Managers decide on a case-by-case basis whether to let people work from home, and those who are permitted have to go through training.
Arce said she tries to confine her work to her home office and keep it out of the family room, drawing clear boundaries as the training advised. She writes a to-do list at the start of the week for herself and her team to ensure everyone is on track.
Employees were warned the perk would be withdrawn if it affects productivity, but “I don’t know if I could go back,” said Arce, who has been with the company for 18 years. “I think that would be a dealbreaker for me.”
When remote programs fail it is often a failure of management, as many managers don’t know how to mentor people they can’t see, said Colliers’ North. Doing it right means setting clear expectations, evaluating performance based on results and setting protocols around communication to ensure that everyone is upholding their end of the bargain.
Employers are getting smarter about developing intentional remote work policies to avoid legal liabilities, said Brittany Bogaerts, a labor and employment associate in the Chicago office of Nixon Peabody.
She advises time-tracking tools to avoid overtime claims, written rules on safe workspaces to avoid workers compensation claims for injuries suffered at home, and uniform standards for deciding who gets to work from home to avoid discrimination claims. Bogaerts also counsels employers to remember that employees in other states could be covered by different local labor laws.
At Basecamp, a software company in Chicago, everyone works where and when they wish, though the office could fit everyone if need be. Of its 52 employees, 15 live in Chicago and the rest are spread out across 30 cities around the world, said CEO Jason Fried.
The point is to hire the best people regardless of where they live, Fried said, which eases competition for the local talent pool. One of his best customer service representatives lives on a farm in Tennessee.
Twice a year Fried flies the whole staff to Chicago for a week so that people can meet in person and socialize.
It doesn’t work for every hire.
“There have been a couple of misfires,” Fried said, remembering one new employee had trouble focusing when she moved overseas and started worked remotely for the first time. “We have gotten better at figuring out whether this person will function in this environment.”
But Fried challenges the notion that camaraderie has to happen in person or that innovation strikes when colleagues bump into each other in the hallway. While such interactions can be valuable, they can also be costly distractions.
“There are these myths around spontaneous brainstorms,” he said. “Those big ideas also happen in the shower.”
Some companies with traditional office environments are OKing radical remote work arrangements to attract and keep good talent.
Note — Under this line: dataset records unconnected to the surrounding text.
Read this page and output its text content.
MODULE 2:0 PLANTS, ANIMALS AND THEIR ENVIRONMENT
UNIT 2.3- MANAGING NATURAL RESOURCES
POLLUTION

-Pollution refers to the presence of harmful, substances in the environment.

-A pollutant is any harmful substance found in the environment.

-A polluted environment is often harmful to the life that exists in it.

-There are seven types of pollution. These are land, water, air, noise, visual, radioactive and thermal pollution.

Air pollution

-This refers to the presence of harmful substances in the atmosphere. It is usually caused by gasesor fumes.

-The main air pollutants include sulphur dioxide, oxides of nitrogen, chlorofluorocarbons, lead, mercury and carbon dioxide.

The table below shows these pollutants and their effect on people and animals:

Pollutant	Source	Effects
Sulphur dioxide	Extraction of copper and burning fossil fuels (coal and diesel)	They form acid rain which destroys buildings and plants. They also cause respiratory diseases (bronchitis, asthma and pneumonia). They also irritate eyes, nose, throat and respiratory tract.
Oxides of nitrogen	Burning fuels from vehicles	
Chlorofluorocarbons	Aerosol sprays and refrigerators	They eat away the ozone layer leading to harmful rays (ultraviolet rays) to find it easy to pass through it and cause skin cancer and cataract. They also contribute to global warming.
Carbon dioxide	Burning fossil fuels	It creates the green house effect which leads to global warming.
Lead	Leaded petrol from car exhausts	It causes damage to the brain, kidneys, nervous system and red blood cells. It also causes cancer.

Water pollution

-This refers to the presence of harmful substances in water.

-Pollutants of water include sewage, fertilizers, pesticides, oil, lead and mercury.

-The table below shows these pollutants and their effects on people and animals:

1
Erin Escoffery, an associate at law firm Taft, is still writing research briefs while traveling abroad for a year with Remote Year, a Chicago-based company that organizes groups of professionals to visit 12 different countries over 12 months while they keep their jobs.
Remote Year caters to the desire among millennials to have “transformative life experiences” before settling down, said founder Greg Caplan. The company offers co-working spaces with Wi-Fi at each landing spot and helps people make the pitch to their employers about why they should be allowed to go.
Escoffery’s law firm, based in Indianapolis, prides itself on having an open mind to employee requests, said Ralph Caruso, a Taft partner and co-chair of the firm’s associate advancement and recruiting committee. Given the nature of Escoffery’s job and her good track record, the firm decided it was no cost to let her globe-trot.
Escoffery’s billable hours have stayed consistent, and Caruso expects the experience will give her fresh perspective that will ultimately make her a better lawyer.
Escoffery, who started her trip in March and has visited Croatia, the Czech Republic and Serbia, among other lands, said she goes to the co-working space early to get in eight hours of work daily, and makes sure she’s checking her phone and email during off hours as well.
With the promise of adventure, “you’re definitely more motivated to get the work done efficiently.”